Julia Morison ONZM has a prestigious career spanning four decades. She has built a significant body of work across a wide range of media, including painting, photography, sculpture and installation. At the heart of her practice is an interest in investigating, reimagining and recoding a range of existing systems of ordering. She has previously drawn inspiration from the Jewish Kabbalah, number symbolism, Hermeticism and surrealism. A recent series looked to the Victorian card game myriorama to create a collection of works that used a similar sequence of interlocking panels with consistent horizon lines. Though the horizons in Morison’s works can arc ninety degrees, up or down, and even loop back on themselves, as well as twisting, knotting and fraying, so at their most elaborate appear more as forms associated with Gothic or Celtic art, or the Art Nouveau.

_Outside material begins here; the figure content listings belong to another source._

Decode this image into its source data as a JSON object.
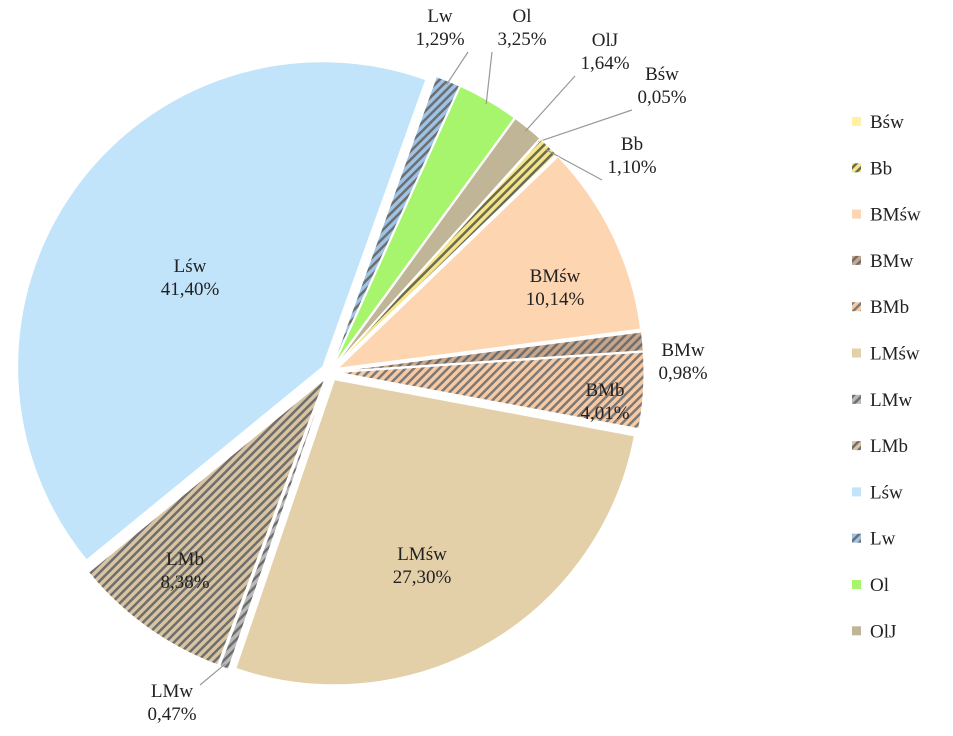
{
  "chart_data": {
    "type": "pie",
    "categories": [
      "Bśw",
      "Bb",
      "BMśw",
      "BMw",
      "BMb",
      "LMśw",
      "LMw",
      "LMb",
      "Lśw",
      "Lw",
      "Ol",
      "OlJ"
    ],
    "values": [
      0.05,
      1.1,
      10.14,
      0.98,
      4.01,
      27.3,
      0.47,
      8.38,
      41.4,
      1.29,
      3.25,
      1.64
    ],
    "value_labels": [
      "0,05%",
      "1,10%",
      "10,14%",
      "0,98%",
      "4,01%",
      "27,30%",
      "0,47%",
      "8,38%",
      "41,40%",
      "1,29%",
      "3,25%",
      "1,64%"
    ],
    "colors": [
      "#fff3a3",
      "#f5e68a",
      "#fdd5b1",
      "#c9a58a",
      "#f9c9a2",
      "#e3cfa8",
      "#b9b9b9",
      "#d8c4a0",
      "#c1e4fb",
      "#9dc3e6",
      "#a6f56d",
      "#c0b596"
    ],
    "hatch_colors": [
      null,
      "#6b6b50",
      null,
      "#6e6e6e",
      "#7a7a7a",
      null,
      "#6e6e6e",
      "#6e6e6e",
      null,
      "#6e6e6e",
      null,
      null
    ],
    "legend": "right"
  }
}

Though she has a long-standing interest in the Modernist grid, and its accompanying concerns with logic, repetition and pattern, she is just as interested in material alchemy. Though her works embrace formal concerns, she also appears akin to a pre-enlightenment scientist—there is a method to her investigations, but they are not necessarily ones that we are familiar with, or ones that end up where we might expect. In this way, her works have a strange, mystical energy—there is a sense of trying to wrangle into place something that is otherworldly, and only Morison has the correct tools to do it.

 

Julia Morison (b. 1952, Pahiatua, New Zealand) lives and works in Christchurch, New Zealand. She has exhibited nationally and internationally and been awarded numerous grants and awards, including the Frances Hodgkins Fellowship (1989), and the prestigious New Zealand Moët & Chandon Fellowship (1990), which allowed her to travel to France for a year’s residency. She made France her base for the next decade, returning to New Zealand to take up an appointment as senior lecturer of painting at the University of Canterbury (1999 – 2007). She became a New Zealand Arts Foundation Laureate in 2005, and in 2018 she was made an Officer of the New Zealand Order of Merit (ONZM).